Previous seasons of Greenlight have spun a great deal of creative dramatic tension out of the post-production process on their various films. Season two, in particular, highlighted the acute conflicts over The Battle of Shaker Heights as the directors struggled, in editing, to create a coherent tone. Mann’s footage, so far, seems to be quite good despite all of the behind-the-scenes tension, but one suspects that his micro-managing and ultra-picky instincts will be brought to bear on the film in this stage as well.
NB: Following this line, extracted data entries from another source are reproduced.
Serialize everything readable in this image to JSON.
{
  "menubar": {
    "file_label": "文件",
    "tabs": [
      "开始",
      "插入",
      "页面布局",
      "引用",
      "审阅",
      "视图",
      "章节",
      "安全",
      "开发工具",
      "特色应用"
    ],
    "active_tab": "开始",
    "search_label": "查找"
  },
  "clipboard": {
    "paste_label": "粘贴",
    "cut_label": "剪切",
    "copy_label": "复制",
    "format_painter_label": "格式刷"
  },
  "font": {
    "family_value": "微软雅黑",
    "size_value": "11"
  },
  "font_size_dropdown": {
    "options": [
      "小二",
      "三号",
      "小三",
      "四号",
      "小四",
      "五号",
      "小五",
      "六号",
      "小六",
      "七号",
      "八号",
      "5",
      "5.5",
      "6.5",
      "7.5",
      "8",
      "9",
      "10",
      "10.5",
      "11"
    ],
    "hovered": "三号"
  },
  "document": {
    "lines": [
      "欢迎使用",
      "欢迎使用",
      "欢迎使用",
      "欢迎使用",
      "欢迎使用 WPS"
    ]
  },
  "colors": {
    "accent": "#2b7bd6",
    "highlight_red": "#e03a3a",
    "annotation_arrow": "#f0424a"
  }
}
Luckily his editor seems to be an agreeable professional, satisfied to give his director what he asks for and let the chips fall where they may. With considerably less money at stake, day-to-day, editing can be the most rewarding creative process in a Hollywood film. Or, it can be an absolute nightmare over creative control (just ask Orson Welles). If the previous seven episodes are any indication, we know which alternative Mann will choose.